Hz. Ömer döneminde İyaz bin Ganem Anadolu'nun fethiyle görevlendirilmiş. Diyarıbekir'in kuşatması sırasında İyaz bin Ganem ordusuyla beraber Halid bin Velid'in ordusuna katılmış. Diyarbakır beş ay kadar kuşatma altında olmasına rağmen hiç sonuç alınamamış. Askerler bir kedinin birkaç gün büyük bir et parçasını yediğini görmüş ve kedinin nereden geldiğini merak ederek takip etmişler. Kedinin gizli bir geçitten şehre girdiğini keşfeden askerler durumu komutan Halid bin Velid'e haber vermişler. Halid bin Velid de hiçbir zayiat vermeden ordunun büyük kısmını şehre sokarak Diyarbakır'ı fethetmiş. Diyarbakır fethinden sonra lyaz bin Ganem Silvan'ı da Islam topraklarına katarak Bitlis'e yönelmiş. 

Ordusundaki bin kadar sahabeden biri de bugün Bitlis'te medfun bulunan Feyzullah el-Ensari imiş. Feyzullah Ensari Istanbul'da medfun Eyüp Sultan'ın kardeşiymiş ve İslam Peygamberi Muhammed ile akrabalığı varmış. Feyzullah Ensari'nin İyaz bin Ganem'in ordusunda vazifesi alemdarlıkmış, yani ordunun sancağını taşıyormuş. Bitlis kuşatması sırasında yaralanmış ve fetihten sonra hastane olarak kullanılan bir binada şehit olmuş. Vefatı sırasında kırk küsurlu yaşlardaymış. İstanbul için Eyyüp El Ensari ne ise Bitlis için de Feyzullah El Ensari odur diyorlar...
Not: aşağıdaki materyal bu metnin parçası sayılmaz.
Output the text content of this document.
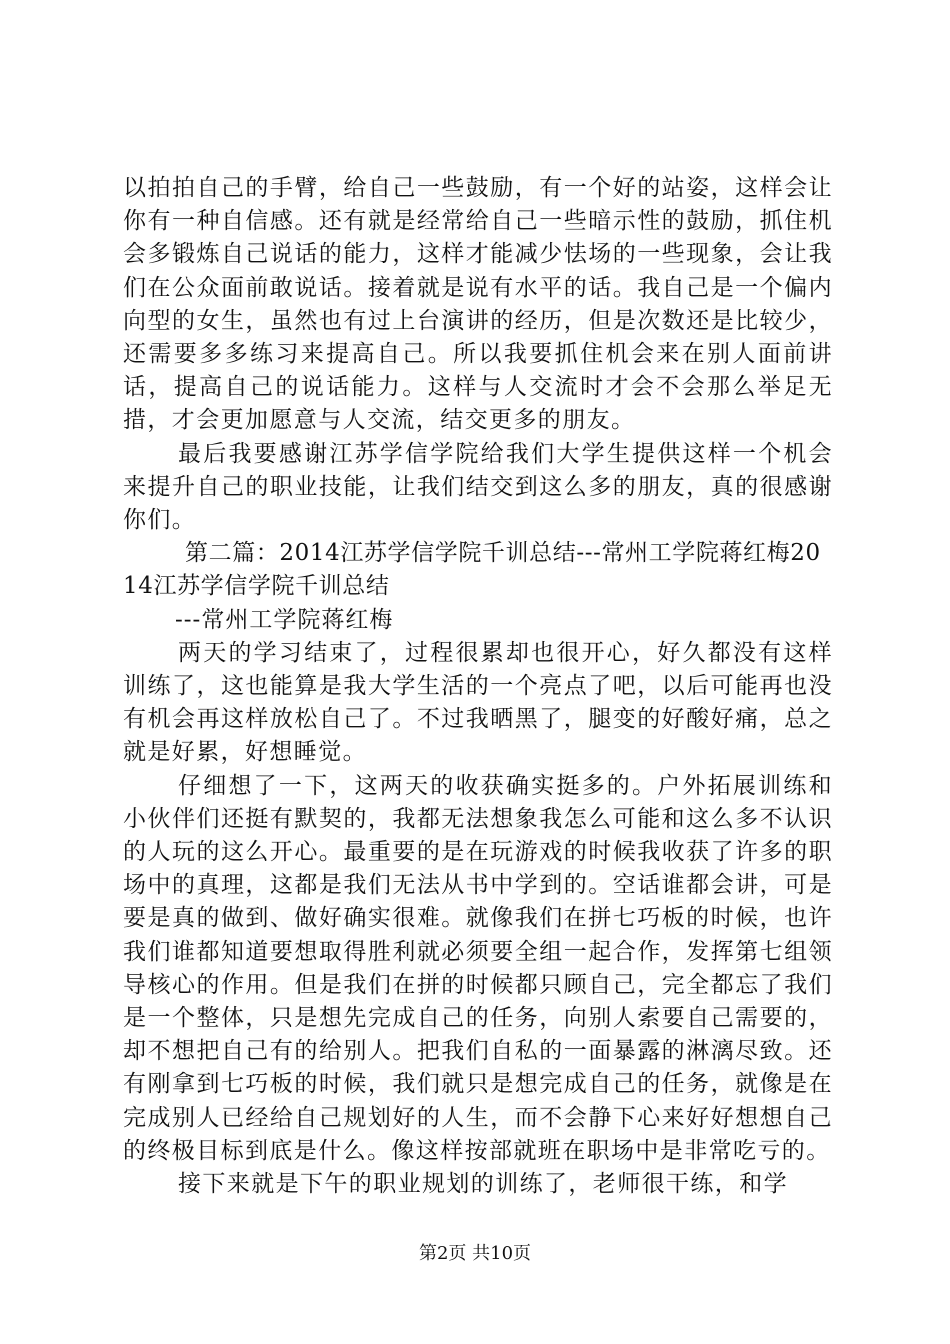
以拍拍自己的手臂，给自己一些鼓励，有一个好的站姿，这样会让你有一种自信感。还有就是经常给自己一些暗示性的鼓励，抓住机会多锻炼自己说话的能力，这样才能减少怯场的一些现象，会让我们在公众面前敢说话。接着就是说有水平的话。我自己是一个偏内向型的女生，虽然也有过上台演讲的经历，但是次数还是比较少，还需要多多练习来提高自己。所以我要抓住机会来在别人面前讲话，提高自己的说话能力。这样与人交流时才会不会那么举足无措，才会更加愿意与人交流，结交更多的朋友。

最后我要感谢江苏学信学院给我们大学生提供这样一个机会来提升自己的职业技能，让我们结交到这么多的朋友，真的很感谢你们。

第二篇：2014江苏学信学院千训总结---常州工学院蒋红梅2014江苏学信学院千训总结

---常州工学院蒋红梅

两天的学习结束了，过程很累却也很开心，好久都没有这样训练了，这也能算是我大学生活的一个亮点了吧，以后可能再也没有机会再这样放松自己了。不过我晒黑了，腿变的好酸好痛，总之就是好累，好想睡觉。

仔细想了一下，这两天的收获确实挺多的。户外拓展训练和小伙伴们还挺有默契的，我都无法想象我怎么可能和这么多不认识的人玩的这么开心。最重要的是在玩游戏的时候我收获了许多的职场中的真理，这都是我们无法从书中学到的。空话谁都会讲，可是要是真的做到、做好确实很难。就像我们在拼七巧板的时候，也许我们谁都知道要想取得胜利就必须要全组一起合作，发挥第七组领导核心的作用。但是我们在拼的时候都只顾自己，完全都忘了我们是一个整体，只是想先完成自己的任务，向别人索要自己需要的，却不想把自己有的给别人。把我们自私的一面暴露的淋漓尽致。还有刚拿到七巧板的时候，我们就只是想完成自己的任务，就像是在完成别人已经给自己规划好的人生，而不会静下心来好好想想自己的终极目标到底是什么。像这样按部就班在职场中是非常吃亏的。

接下来就是下午的职业规划的训练了，老师很干练，和学

第2页 共10页
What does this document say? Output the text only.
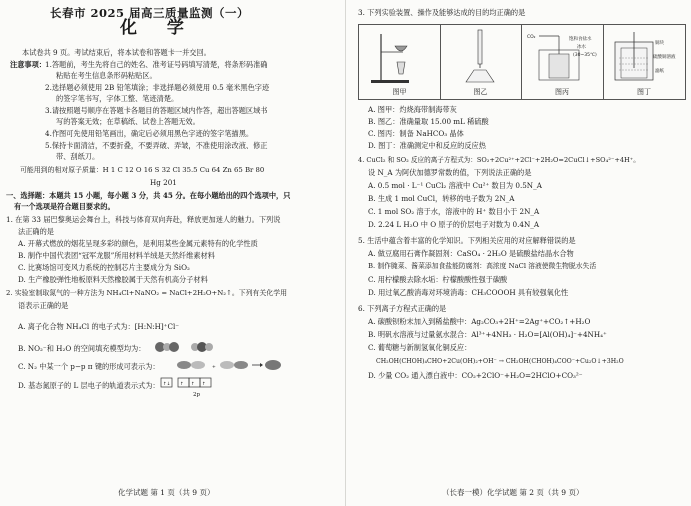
长春市 2025 届高三质量监测（一）
化 学
本试卷共 9 页。考试结束后，将本试卷和答题卡一并交回。
注意事项： 1.答题前，考生先将自己的姓名、准考证号码填写清楚，将条形码准确
粘贴在考生信息条形码粘贴区。
2.选择题必须使用 2B 铅笔填涂；非选择题必须使用 0.5 毫米黑色字迹
的签字笔书写，字体工整、笔迹清楚。
3.请按照题号顺序在答题卡各题目的答题区域内作答，超出答题区域书
写的答案无效；在草稿纸、试卷上答题无效。
4.作图可先使用铅笔画出，确定后必须用黑色字迹的签字笔描黑。
5.保持卡面清洁，不要折叠，不要弄破、弄皱，不准使用涂改液、修正
带、刮纸刀。
可能用到的相对原子质量：H 1 C 12 O 16 S 32 Cl 35.5 Cu 64 Zn 65 Br 80
Hg 201
一、选择题：本题共 15 小题，每小题 3 分，共 45 分。在每小题给出的四个选项中，只
有一个选项是符合题目要求的。
1. 在第 33 届巴黎奥运会舞台上，科技与体育双向奔赴，释放更加迷人的魅力。下列说
法正确的是
A. 开幕式燃放的烟花呈现多彩的颜色，是利用某些金属元素特有的化学性质
B. 制作中国代表团“冠军龙服”所用材料羊绒是天然纤维素材料
C. 比赛场馆可变风力系统的控制芯片主要成分为 SiO₂
D. 生产橡胶弹性地板原料天然橡胶属于天然有机高分子材料
2. 实验室制取氮气的一种方法为 NH₄Cl+NaNO₂ = NaCl+2H₂O+N₂↑。下列有关化学用
语表示正确的是
A. 离子化合物 NH₄Cl 的电子式为：[H:N:H]⁺Cl⁻
B. NO₂⁻和 H₂O 的空间填充模型均为：
C. N₂ 中某一个 p−p π 键的形成可表示为：	+
D. 基态氮原子的 L 层电子的轨道表示式为： ↑↓ ↑ ↑ ↑
2p
化学试题 第 1 页（共 9 页）
3. 下列实验装置、操作及能够达成的目的均正确的是
图甲	图乙
CO₂	饱和食盐水
冰水
(30~35℃)
图丙
铜块
硫酸铜溶液
滤纸
图丁
A. 图甲：灼烧海带制海带灰
B. 图乙：准确量取 15.00 mL 稀硫酸
C. 图丙：制备 NaHCO₃ 晶体
D. 图丁：准确测定中和反应的反应热
4. CuCl₂ 和 SO₂ 反应的离子方程式为：SO₂+2Cu²⁺+2Cl⁻+2H₂O=2CuCl↓+SO₄²⁻+4H⁺。
设 N_A 为阿伏加德罗常数的值，下列说法正确的是
A. 0.5 mol · L⁻¹ CuCl₂ 溶液中 Cu²⁺ 数目为 0.5N_A
B. 生成 1 mol CuCl，转移的电子数为 2N_A
C. 1 mol SO₂ 溶于水，溶液中的 H⁺ 数目小于 2N_A
D. 2.24 L H₂O 中 O 原子的价层电子对数为 0.4N_A
5. 生活中蕴含着丰富的化学知识。下列相关应用的对应解释错误的是
A. 做豆腐用石膏作凝固剂：CaSO₄ · 2H₂O 是硫酸盐结晶水合物
B. 制作腌菜、酱菜添加食盐能防腐剂：高浓度 NaCl 溶液使微生物脱水失活
C. 用柠檬酸去除水垢：柠檬酸酸性强于碳酸
D. 用过氧乙酸消毒对环境消毒：CH₃COOOH 具有较强氧化性
6. 下列离子方程式正确的是
A. 碳酸钡粉末加入到稀盐酸中：Ag₂CO₃+2H⁺=2Ag⁺+CO₂↑+H₂O
B. 明矾水溶液与过量氨水混合：Al³⁺+4NH₃ · H₂O=[Al(OH)₄]⁻+4NH₄⁺
C. 葡萄糖与新制氢氧化铜反应：
CH₂OH(CHOH)₄CHO+2Cu(OH)₂+OH⁻ → CH₂OH(CHOH)₄COO⁻+Cu₂O↓+3H₂O
D. 少量 CO₂ 通入漂白液中：CO₂+2ClO⁻+H₂O=2HClO+CO₃²⁻
（长春一模）化学试题 第 2 页（共 9 页）
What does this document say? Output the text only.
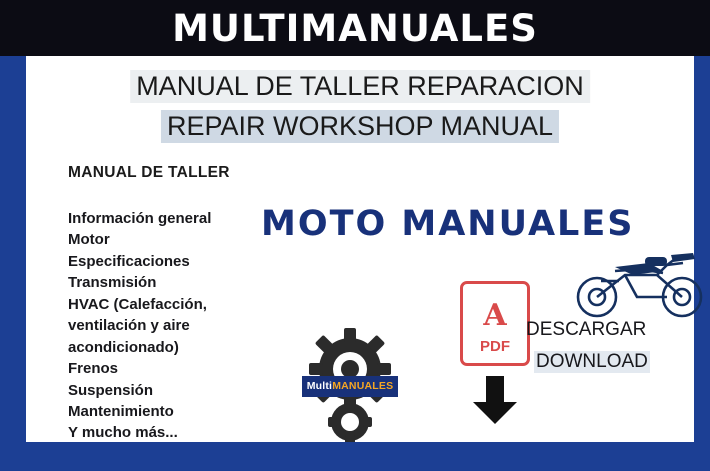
MULTIMANUALES
MANUAL DE TALLER REPARACION
REPAIR WORKSHOP MANUAL
MANUAL DE TALLER
Información general
Motor
Especificaciones
Transmisión
HVAC (Calefacción, ventilación y aire acondicionado)
Frenos
Suspensión
Mantenimiento
Y mucho más...
MOTO MANUALES
MultiMANUALES
A
PDF
DESCARGAR
DOWNLOAD
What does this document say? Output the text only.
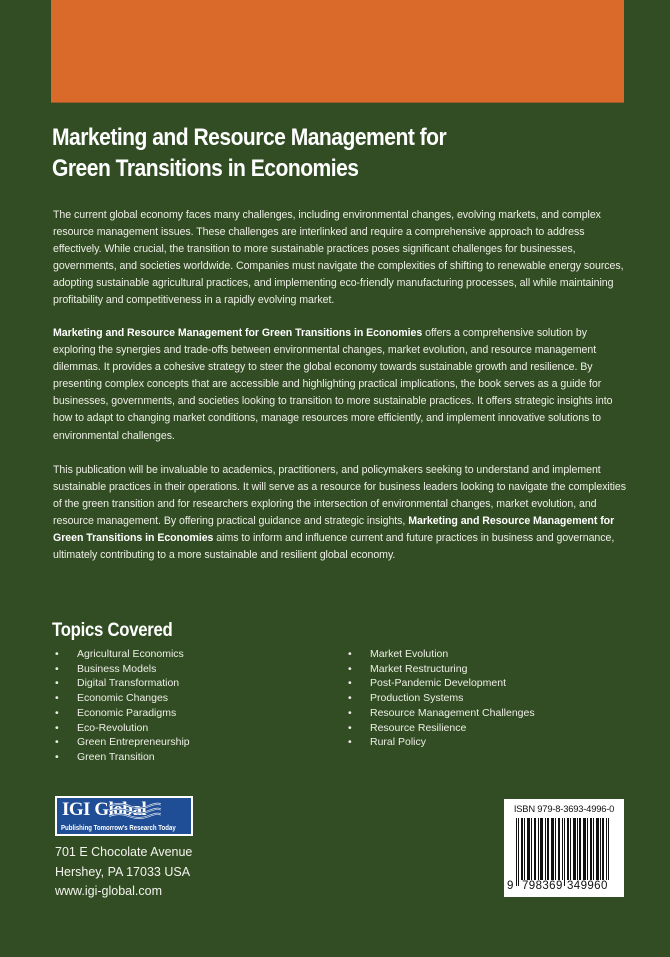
Marketing and Resource Management for
Green Transitions in Economies
The current global economy faces many challenges, including environmental changes, evolving markets, and complex resource management issues. These challenges are interlinked and require a comprehensive approach to address effectively. While crucial, the transition to more sustainable practices poses significant challenges for businesses, governments, and societies worldwide. Companies must navigate the complexities of shifting to renewable energy sources, adopting sustainable agricultural practices, and implementing eco-friendly manufacturing processes, all while maintaining profitability and competitiveness in a rapidly evolving market.
Marketing and Resource Management for Green Transitions in Economies offers a comprehensive solution by exploring the synergies and trade-offs between environmental changes, market evolution, and resource management dilemmas. It provides a cohesive strategy to steer the global economy towards sustainable growth and resilience. By presenting complex concepts that are accessible and highlighting practical implications, the book serves as a guide for businesses, governments, and societies looking to transition to more sustainable practices. It offers strategic insights into how to adapt to changing market conditions, manage resources more efficiently, and implement innovative solutions to environmental challenges.
This publication will be invaluable to academics, practitioners, and policymakers seeking to understand and implement sustainable practices in their operations. It will serve as a resource for business leaders looking to navigate the complexities of the green transition and for researchers exploring the intersection of environmental changes, market evolution, and resource management. By offering practical guidance and strategic insights, Marketing and Resource Management for Green Transitions in Economies aims to inform and influence current and future practices in business and governance, ultimately contributing to a more sustainable and resilient global economy.
Topics Covered
• Agricultural Economics
• Business Models
• Digital Transformation
• Economic Changes
• Economic Paradigms
• Eco-Revolution
• Green Entrepreneurship
• Green Transition
• Market Evolution
• Market Restructuring
• Post-Pandemic Development
• Production Systems
• Resource Management Challenges
• Resource Resilience
• Rural Policy
IGI Global
Publishing Tomorrow's Research Today
701 E Chocolate Avenue
Hershey, PA 17033 USA
www.igi-global.com
ISBN 979-8-3693-4996-0
9 798369 349960
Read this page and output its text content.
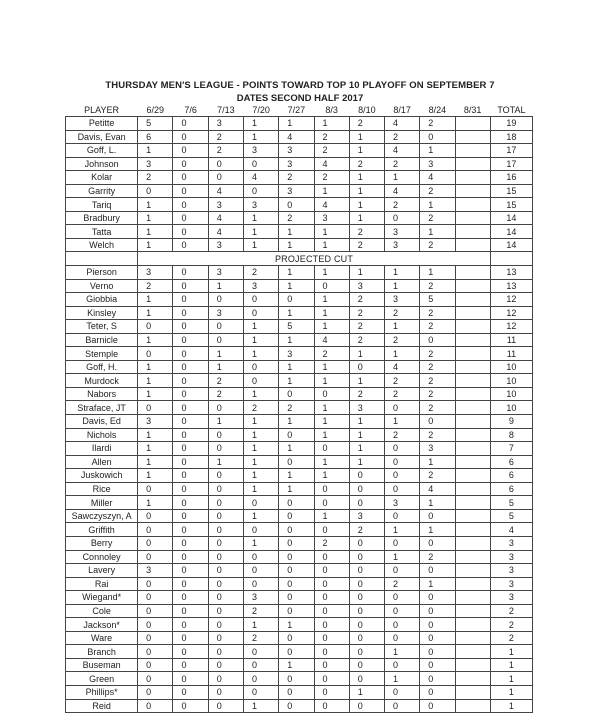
THURSDAY MEN'S LEAGUE - POINTS TOWARD TOP 10 PLAYOFF ON SEPTEMBER 7
DATES SECOND HALF 2017
PLAYER	6/29	7/6	7/13	7/20	7/27	8/3	8/10	8/17	8/24	8/31	TOTAL
Petitte	5	0	3	1	1	1	2	4	2		19
Davis, Evan	6	0	2	1	4	2	1	2	0		18
Goff, L.	1	0	2	3	3	2	1	4	1		17
Johnson	3	0	0	0	3	4	2	2	3		17
Kolar	2	0	0	4	2	2	1	1	4		16
Garrity	0	0	4	0	3	1	1	4	2		15
Tariq	1	0	3	3	0	4	1	2	1		15
Bradbury	1	0	4	1	2	3	1	0	2		14
Tatta	1	0	4	1	1	1	2	3	1		14
Welch	1	0	3	1	1	1	2	3	2		14
	PROJECTED CUT										
Pierson	3	0	3	2	1	1	1	1	1		13
Verno	2	0	1	3	1	0	3	1	2		13
Giobbia	1	0	0	0	0	1	2	3	5		12
Kinsley	1	0	3	0	1	1	2	2	2		12
Teter, S	0	0	0	1	5	1	2	1	2		12
Barnicle	1	0	0	1	1	4	2	2	0		11
Stemple	0	0	1	1	3	2	1	1	2		11
Goff, H.	1	0	1	0	1	1	0	4	2		10
Murdock	1	0	2	0	1	1	1	2	2		10
Nabors	1	0	2	1	0	0	2	2	2		10
Straface, JT	0	0	0	2	2	1	3	0	2		10
Davis, Ed	3	0	1	1	1	1	1	1	0		9
Nichols	1	0	0	1	0	1	1	2	2		8
Ilardi	1	0	0	1	1	0	1	0	3		7
Allen	1	0	1	1	0	1	1	0	1		6
Juskowich	1	0	0	1	1	1	0	0	2		6
Rice	0	0	0	1	1	0	0	0	4		6
Miller	1	0	0	0	0	0	0	3	1		5
Sawczyszyn, A	0	0	0	1	0	1	3	0	0		5
Griffith	0	0	0	0	0	0	2	1	1		4
Berry	0	0	0	1	0	2	0	0	0		3
Connoley	0	0	0	0	0	0	0	1	2		3
Lavery	3	0	0	0	0	0	0	0	0		3
Rai	0	0	0	0	0	0	0	2	1		3
Wiegand*	0	0	0	3	0	0	0	0	0		3
Cole	0	0	0	2	0	0	0	0	0		2
Jackson*	0	0	0	1	1	0	0	0	0		2
Ware	0	0	0	2	0	0	0	0	0		2
Branch	0	0	0	0	0	0	0	1	0		1
Buseman	0	0	0	0	1	0	0	0	0		1
Green	0	0	0	0	0	0	0	1	0		1
Phillips*	0	0	0	0	0	0	1	0	0		1
Reid	0	0	0	1	0	0	0	0	0		1
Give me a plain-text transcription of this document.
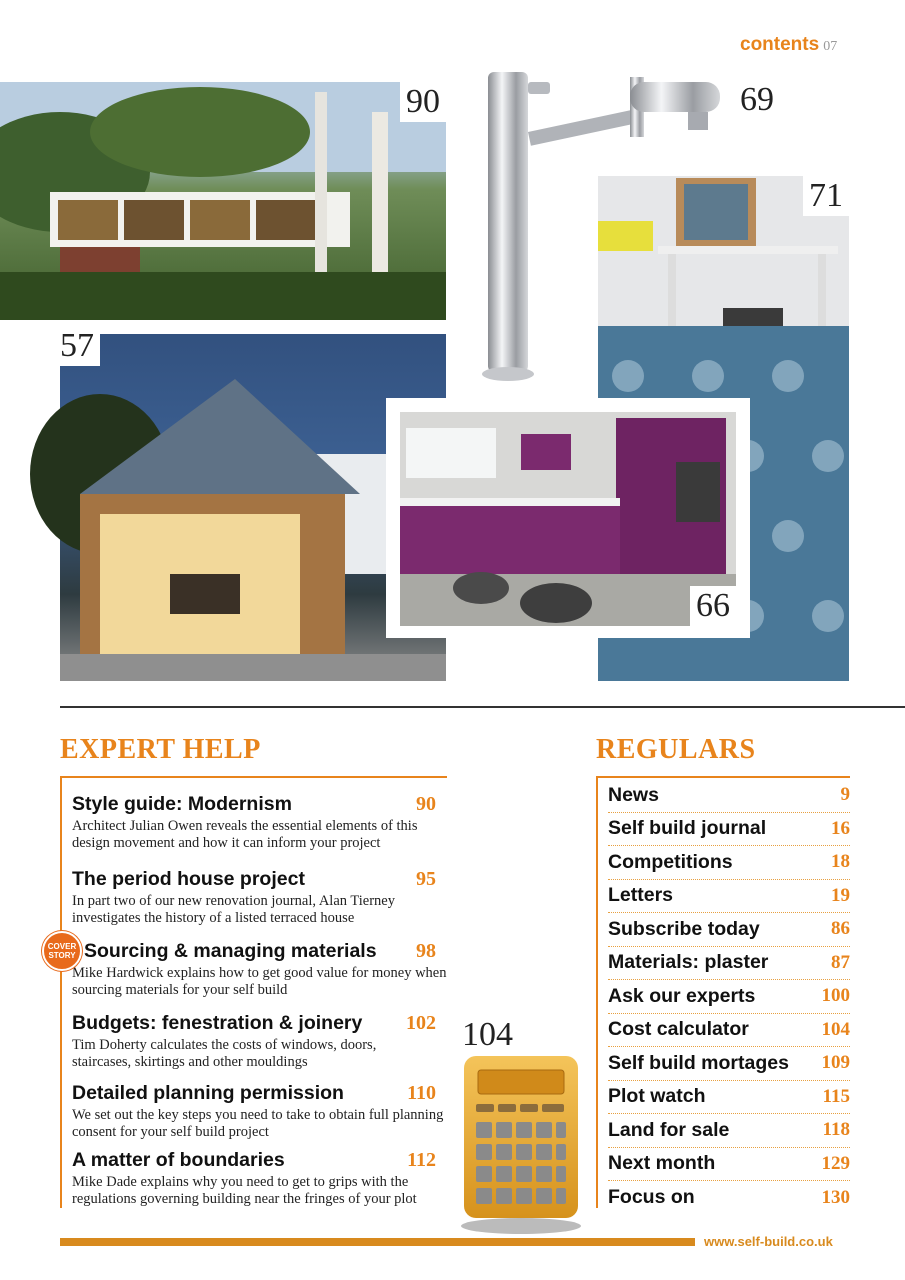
contents 07
90	69
71
57
66
EXPERT HELP
Style guide: Modernism	90
Architect Julian Owen reveals the essential elements of this design movement and how it can inform your project
The period house project	95
In part two of our new renovation journal, Alan Tierney investigates the history of a listed terraced house
COVER STORY Sourcing & managing materials 98
Mike Hardwick explains how to get good value for money when sourcing materials for your self build
Budgets: fenestration & joinery 102
Tim Doherty calculates the costs of windows, doors, staircases, skirtings and other mouldings
Detailed planning permission	110
We set out the key steps you need to take to obtain full planning consent for your self build project
A matter of boundaries	112
Mike Dade explains why you need to get to grips with the regulations governing building near the fringes of your plot
104
REGULARS
News	9
Self build journal	16
Competitions	18
Letters	19
Subscribe today	86
Materials: plaster	87
Ask our experts	100
Cost calculator	104
Self build mortages 109
Plot watch	115
Land for sale	118
Next month	129
Focus on	130
www.self-build.co.uk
Mumi Dede Mescidi ve Türbesi

Feyzullah Ensari Türbesinin yanında, yine sahabelerden olan Mumi Dedenin iki katlı türbesi ve mescidi var. Aslında bir külliye içinde yapılmış ancak diğer yapılar günümüze kadar ulaşamamış.

Tipik Ahlat kümbetleri gibi alt katında mezar olan türbenin üst katında namaz kılınabiliyormuş. Bunları bana türbenin karşısındaki sokağın içindeki Marangoz Mehmet Salih (60) anlattı.

Daha sonra, üzerinde ev bulunan kemerli geçidin altından geçerek eski Bitlis sokaklarına daldım. İlginç evler var, çoğu terkedilmiş, harabe halinde.



Karşıdan kaleyi, Şerefiye Camisini ve dereleri gören yüksekçe bir yerden fotoğraflar aldım.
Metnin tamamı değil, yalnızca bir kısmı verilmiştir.